The final results are in: The ratio of male to female writers in major "thought leader" magazines is 3:1. Unimpressed? Consider that, of the 1,893 pieces surveyed, a measly 447 articles were written by women.

Last September Ruth Davis Konigsberg, a deputy editor at Glamour, started the wittily named WomenTK.com, with the aim of tracking the male-to-female byline ratios in five general-interest magazines: Vanity Fair, the New Yorker, the New York Times Magazine, the Atlantic Monthly, and Harper's. It's not shocking that male bylines proved more common -- that's the no-brainer that spurred the WomenTK project in the first place -- but the extent to which men are outpacing women is staggering.

Of the magazines WomenTK followed, Harper's and the New Yorker were the worst offenders. Over the past 12 months, Harper's published 118 articles written by men and only 17 by women; that's an embarrassing ratio of 6.9:1. The New Yorker's ratio of 4.1:1 is also pretty dismal; out of 556 articles, 109 were written by women.

Davis Konigsberg -- who has ovaries of steel for taking on Condé Nast, which publishes the New Yorker and Vanity Fair as well as Glamour -- argues that the grim 3:1 ratio supports "Ursula K. Le Guin's hypothesis that 'there is solid evidence for the fact that when women speak more than 30 percent of the time, men perceive them as dominating the conversation.'" We shouldn't equate all men with the male editors of a few "thought leader" magazines, but it's startling to think that female participation can be confused with parity.

On to the big question: Will the results of Davis Konigsberg's project have any effect on women writers' presence in these magazines? The preliminary indications aren't good.

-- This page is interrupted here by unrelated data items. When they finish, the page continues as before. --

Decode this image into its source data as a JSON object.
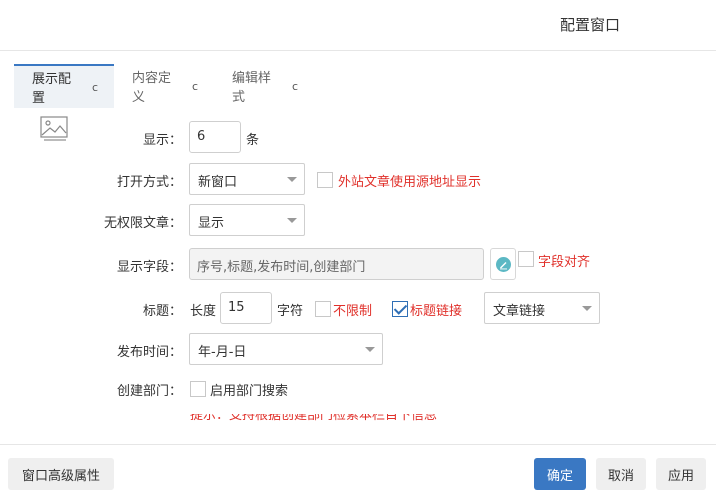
{
  "dialog": {
    "title": "配置窗口"
  },
  "tabs": [
    {
      "label": "展示配置",
      "active": true
    },
    {
      "label": "内容定义",
      "active": false
    },
    {
      "label": "编辑样式",
      "active": false
    }
  ],
  "tab_refresh_glyph": "c",
  "form": {
    "display": {
      "label": "显示：",
      "value": "6",
      "unit": "条"
    },
    "open_mode": {
      "label": "打开方式：",
      "selected": "新窗口",
      "option_label": "外站文章使用源地址显示",
      "option_checked": false
    },
    "no_permission": {
      "label": "无权限文章：",
      "selected": "显示"
    },
    "display_fields": {
      "label": "显示字段：",
      "placeholder": "序号,标题,发布时间,创建部门",
      "align_label": "字段对齐",
      "align_checked": false
    },
    "title": {
      "label": "标题：",
      "length_label": "长度",
      "length_value": "15",
      "char_label": "字符",
      "unlimited_label": "不限制",
      "unlimited_checked": false,
      "link_label": "标题链接",
      "link_checked": true,
      "link_type_selected": "文章链接"
    },
    "publish_time": {
      "label": "发布时间：",
      "selected": "年-月-日"
    },
    "creator_dept": {
      "label": "创建部门：",
      "option_label": "启用部门搜索",
      "option_checked": false
    },
    "hint": "提示：支持根据创建部门检索本栏目下信息"
  },
  "footer": {
    "advanced": "窗口高级属性",
    "ok": "确定",
    "cancel": "取消",
    "apply": "应用"
  },
  "colors": {
    "accent": "#3a78c3",
    "warning_text": "#e0302a",
    "edit_icon": "#5cb8c4"
  }
}
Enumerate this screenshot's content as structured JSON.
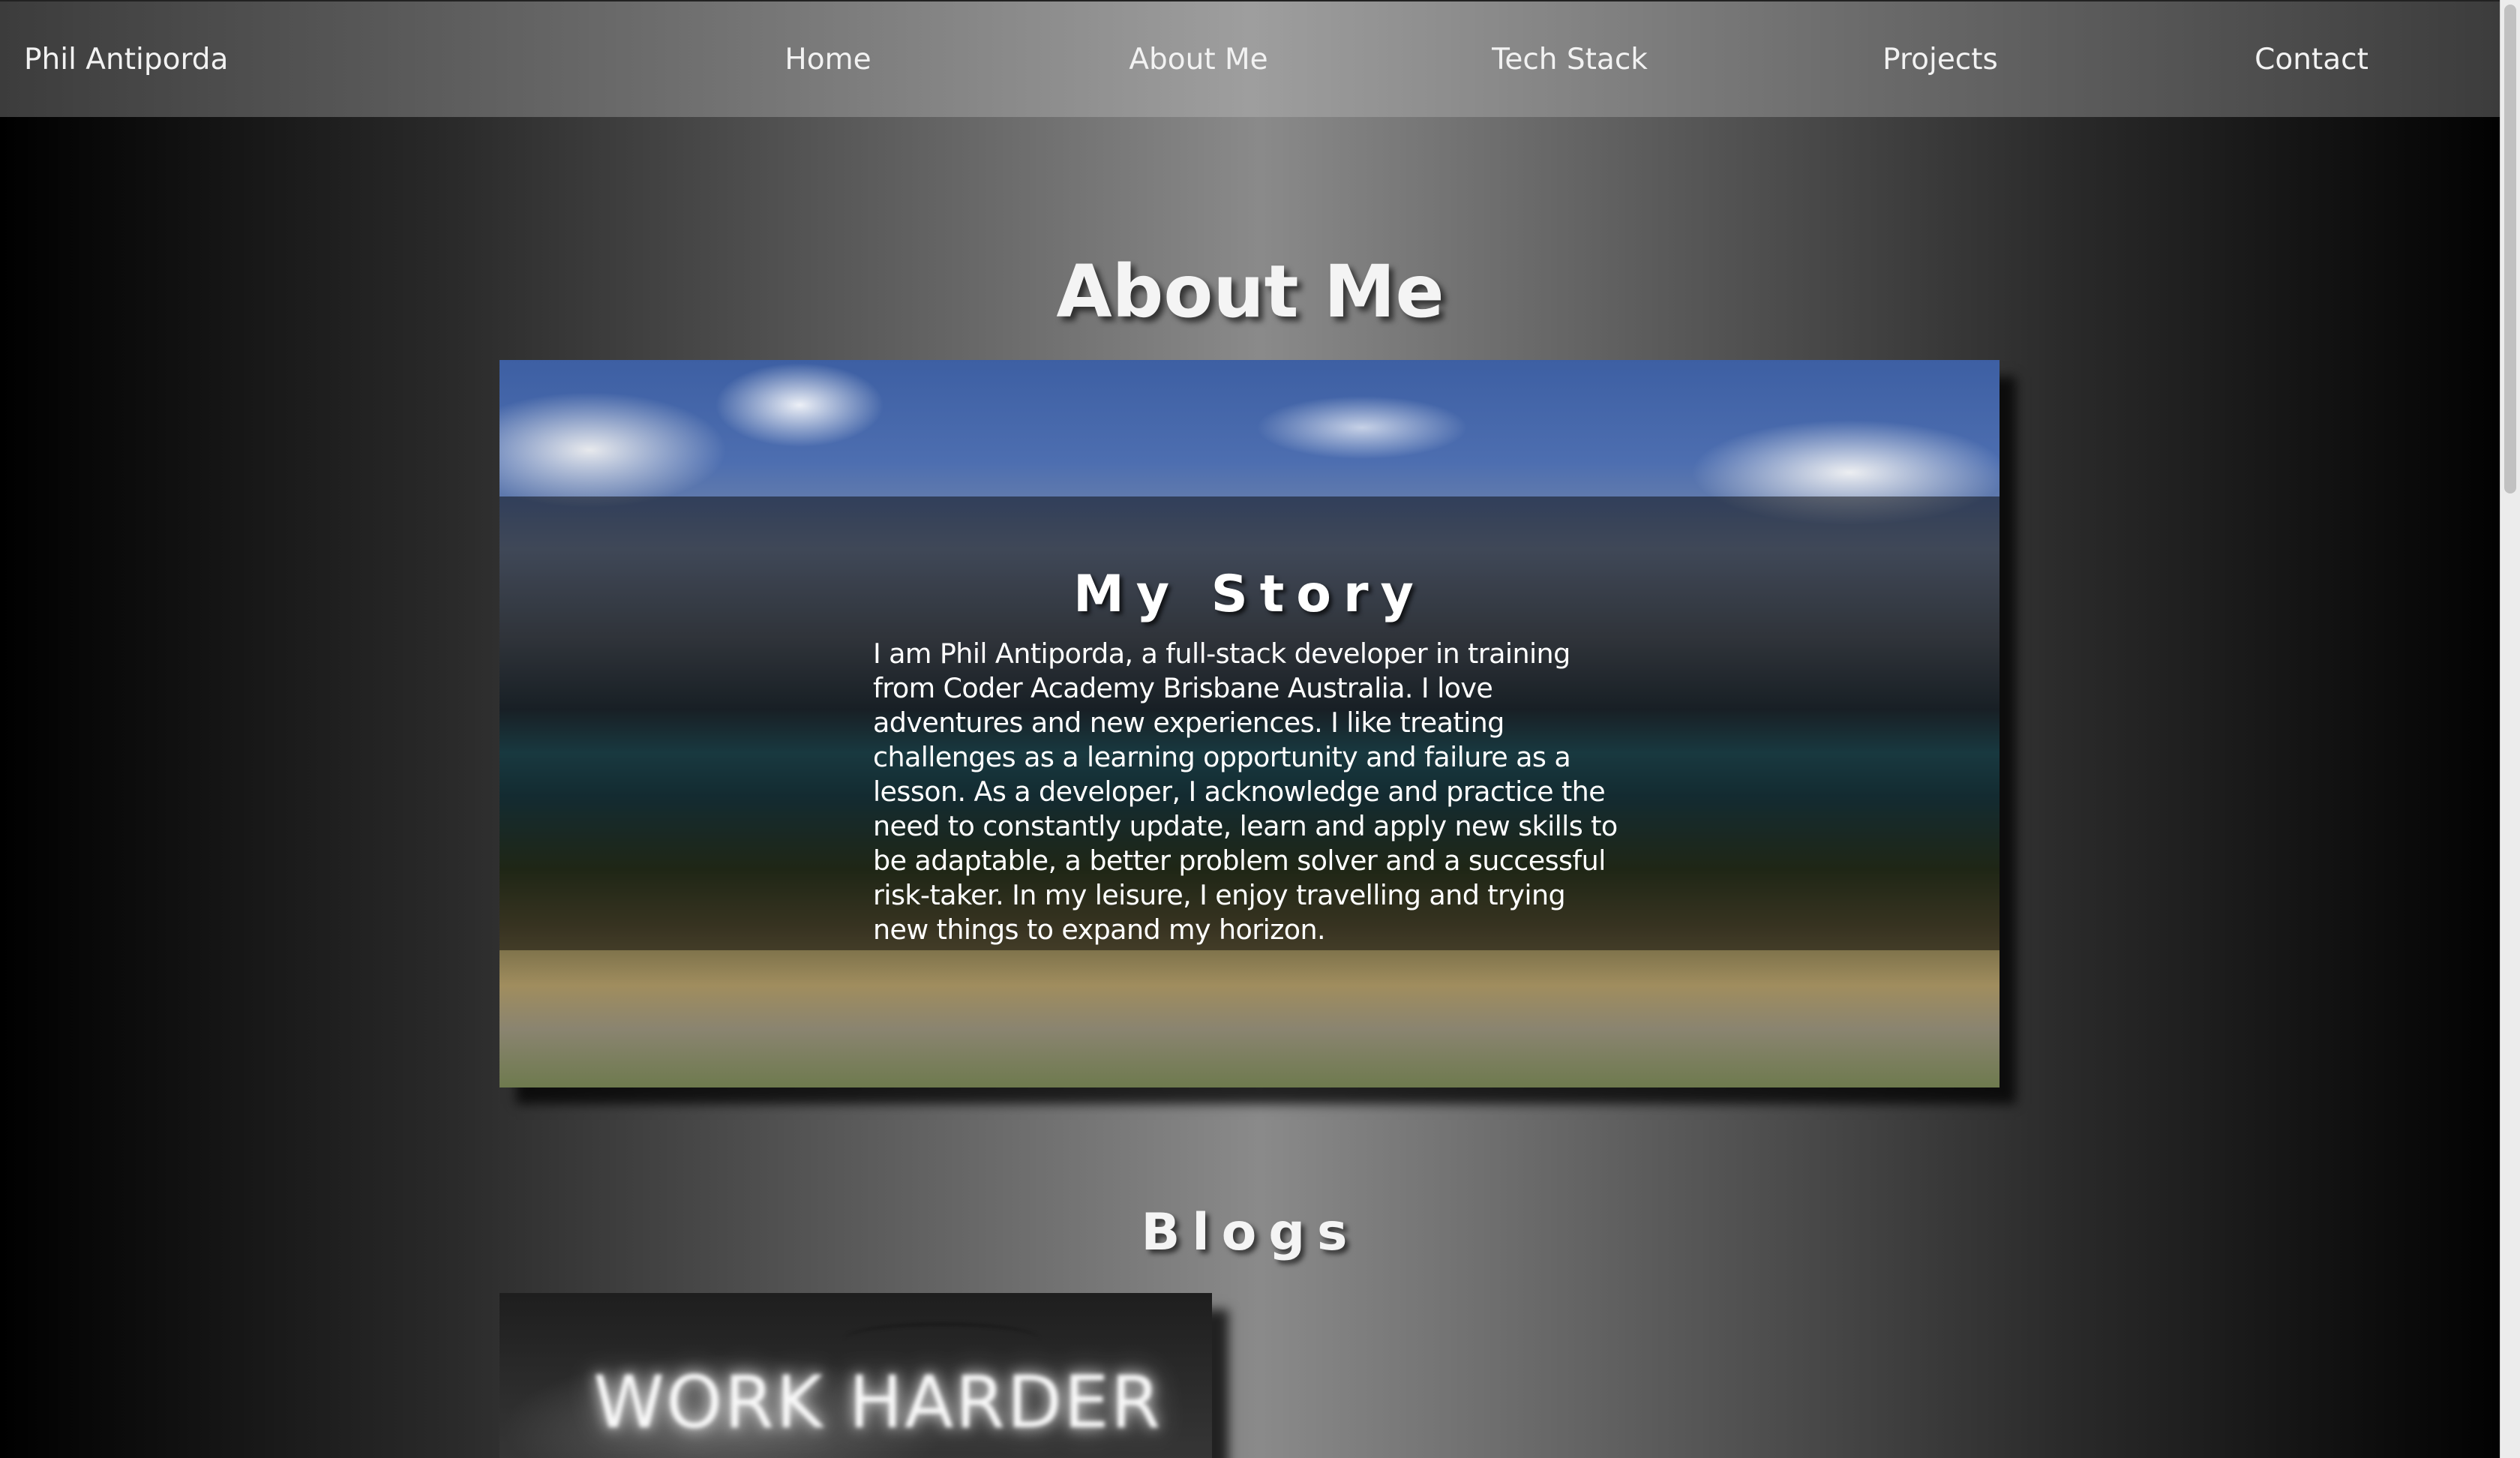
{
  "navbar": {
    "brand": "Phil Antiporda",
    "links": [
      "Home",
      "About Me",
      "Tech Stack",
      "Projects",
      "Contact"
    ]
  },
  "page": {
    "title": "About Me"
  },
  "story": {
    "title": "My Story",
    "text": "I am Phil Antiporda, a full-stack developer in training from Coder Academy Brisbane Australia. I love adventures and new experiences. I like treating challenges as a learning opportunity and failure as a lesson. As a developer, I acknowledge and practice the need to constantly update, learn and apply new skills to be adaptable, a better problem solver and a successful risk-taker. In my leisure, I enjoy travelling and trying new things to expand my horizon."
  },
  "blogs": {
    "title": "Blogs",
    "first_card_sign": "WORK HARDER"
  }
}
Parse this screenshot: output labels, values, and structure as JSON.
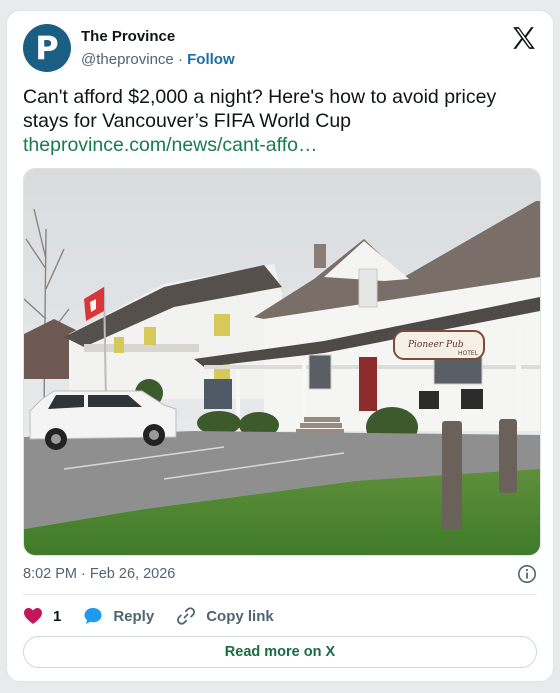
{
  "author": {
    "avatar_letter": "P",
    "display_name": "The Province",
    "handle": "@theprovince",
    "separator": "·",
    "follow_label": "Follow"
  },
  "tweet": {
    "text": "Can't afford $2,000 a night? Here's how to avoid pricey stays for Vancouver’s FIFA World Cup",
    "link": "theprovince.com/news/cant-affo…",
    "timestamp": "8:02 PM · Feb 26, 2026"
  },
  "media": {
    "description_icon": "photo",
    "sign_text": "Pioneer Pub",
    "sign_sub": "HOTEL"
  },
  "actions": {
    "like_count": "1",
    "reply_label": "Reply",
    "copy_label": "Copy link"
  },
  "footer": {
    "read_more_label": "Read more on X"
  },
  "colors": {
    "avatar": "#1a5f83",
    "link": "#1a7a50",
    "heart": "#f91880",
    "reply_bubble": "#1d9bf0"
  }
}
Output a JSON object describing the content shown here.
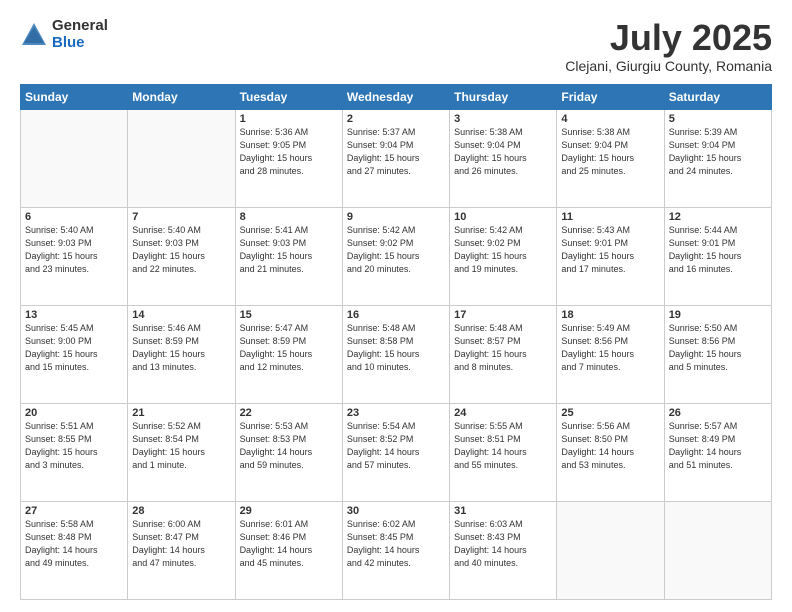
{
  "logo": {
    "general": "General",
    "blue": "Blue"
  },
  "header": {
    "title": "July 2025",
    "subtitle": "Clejani, Giurgiu County, Romania"
  },
  "weekdays": [
    "Sunday",
    "Monday",
    "Tuesday",
    "Wednesday",
    "Thursday",
    "Friday",
    "Saturday"
  ],
  "weeks": [
    [
      {
        "day": "",
        "info": ""
      },
      {
        "day": "",
        "info": ""
      },
      {
        "day": "1",
        "info": "Sunrise: 5:36 AM\nSunset: 9:05 PM\nDaylight: 15 hours\nand 28 minutes."
      },
      {
        "day": "2",
        "info": "Sunrise: 5:37 AM\nSunset: 9:04 PM\nDaylight: 15 hours\nand 27 minutes."
      },
      {
        "day": "3",
        "info": "Sunrise: 5:38 AM\nSunset: 9:04 PM\nDaylight: 15 hours\nand 26 minutes."
      },
      {
        "day": "4",
        "info": "Sunrise: 5:38 AM\nSunset: 9:04 PM\nDaylight: 15 hours\nand 25 minutes."
      },
      {
        "day": "5",
        "info": "Sunrise: 5:39 AM\nSunset: 9:04 PM\nDaylight: 15 hours\nand 24 minutes."
      }
    ],
    [
      {
        "day": "6",
        "info": "Sunrise: 5:40 AM\nSunset: 9:03 PM\nDaylight: 15 hours\nand 23 minutes."
      },
      {
        "day": "7",
        "info": "Sunrise: 5:40 AM\nSunset: 9:03 PM\nDaylight: 15 hours\nand 22 minutes."
      },
      {
        "day": "8",
        "info": "Sunrise: 5:41 AM\nSunset: 9:03 PM\nDaylight: 15 hours\nand 21 minutes."
      },
      {
        "day": "9",
        "info": "Sunrise: 5:42 AM\nSunset: 9:02 PM\nDaylight: 15 hours\nand 20 minutes."
      },
      {
        "day": "10",
        "info": "Sunrise: 5:42 AM\nSunset: 9:02 PM\nDaylight: 15 hours\nand 19 minutes."
      },
      {
        "day": "11",
        "info": "Sunrise: 5:43 AM\nSunset: 9:01 PM\nDaylight: 15 hours\nand 17 minutes."
      },
      {
        "day": "12",
        "info": "Sunrise: 5:44 AM\nSunset: 9:01 PM\nDaylight: 15 hours\nand 16 minutes."
      }
    ],
    [
      {
        "day": "13",
        "info": "Sunrise: 5:45 AM\nSunset: 9:00 PM\nDaylight: 15 hours\nand 15 minutes."
      },
      {
        "day": "14",
        "info": "Sunrise: 5:46 AM\nSunset: 8:59 PM\nDaylight: 15 hours\nand 13 minutes."
      },
      {
        "day": "15",
        "info": "Sunrise: 5:47 AM\nSunset: 8:59 PM\nDaylight: 15 hours\nand 12 minutes."
      },
      {
        "day": "16",
        "info": "Sunrise: 5:48 AM\nSunset: 8:58 PM\nDaylight: 15 hours\nand 10 minutes."
      },
      {
        "day": "17",
        "info": "Sunrise: 5:48 AM\nSunset: 8:57 PM\nDaylight: 15 hours\nand 8 minutes."
      },
      {
        "day": "18",
        "info": "Sunrise: 5:49 AM\nSunset: 8:56 PM\nDaylight: 15 hours\nand 7 minutes."
      },
      {
        "day": "19",
        "info": "Sunrise: 5:50 AM\nSunset: 8:56 PM\nDaylight: 15 hours\nand 5 minutes."
      }
    ],
    [
      {
        "day": "20",
        "info": "Sunrise: 5:51 AM\nSunset: 8:55 PM\nDaylight: 15 hours\nand 3 minutes."
      },
      {
        "day": "21",
        "info": "Sunrise: 5:52 AM\nSunset: 8:54 PM\nDaylight: 15 hours\nand 1 minute."
      },
      {
        "day": "22",
        "info": "Sunrise: 5:53 AM\nSunset: 8:53 PM\nDaylight: 14 hours\nand 59 minutes."
      },
      {
        "day": "23",
        "info": "Sunrise: 5:54 AM\nSunset: 8:52 PM\nDaylight: 14 hours\nand 57 minutes."
      },
      {
        "day": "24",
        "info": "Sunrise: 5:55 AM\nSunset: 8:51 PM\nDaylight: 14 hours\nand 55 minutes."
      },
      {
        "day": "25",
        "info": "Sunrise: 5:56 AM\nSunset: 8:50 PM\nDaylight: 14 hours\nand 53 minutes."
      },
      {
        "day": "26",
        "info": "Sunrise: 5:57 AM\nSunset: 8:49 PM\nDaylight: 14 hours\nand 51 minutes."
      }
    ],
    [
      {
        "day": "27",
        "info": "Sunrise: 5:58 AM\nSunset: 8:48 PM\nDaylight: 14 hours\nand 49 minutes."
      },
      {
        "day": "28",
        "info": "Sunrise: 6:00 AM\nSunset: 8:47 PM\nDaylight: 14 hours\nand 47 minutes."
      },
      {
        "day": "29",
        "info": "Sunrise: 6:01 AM\nSunset: 8:46 PM\nDaylight: 14 hours\nand 45 minutes."
      },
      {
        "day": "30",
        "info": "Sunrise: 6:02 AM\nSunset: 8:45 PM\nDaylight: 14 hours\nand 42 minutes."
      },
      {
        "day": "31",
        "info": "Sunrise: 6:03 AM\nSunset: 8:43 PM\nDaylight: 14 hours\nand 40 minutes."
      },
      {
        "day": "",
        "info": ""
      },
      {
        "day": "",
        "info": ""
      }
    ]
  ]
}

When the Times wrote about Davis Konigsberg's preliminary -- though similarly striking -- findings last fall, Cullen Murphy, managing editor of the Atlantic, said, "The byline imbalance is endemic in public affairs magazines. At the Atlantic we are aware of the problem and have been actively taking steps to address it." Roughly a year later, that response seems to have been a bunch of white noise. In the past 12 months, Murphy's magazine has published 207 articles by men and 57 by women.

Possibly more interesting than the frequency with which women writers are published is the subject matter women are called on to write about. In an e-mail to Davis Konigsberg, a former editor at the New Yorker noted a curious trend at the Atlantic, where women "write about marriage, motherhood and nannies, obsessively so." Any bets on what a study of the actual subject matter of female-bylined stories in these "thought leader" magazines would turn up?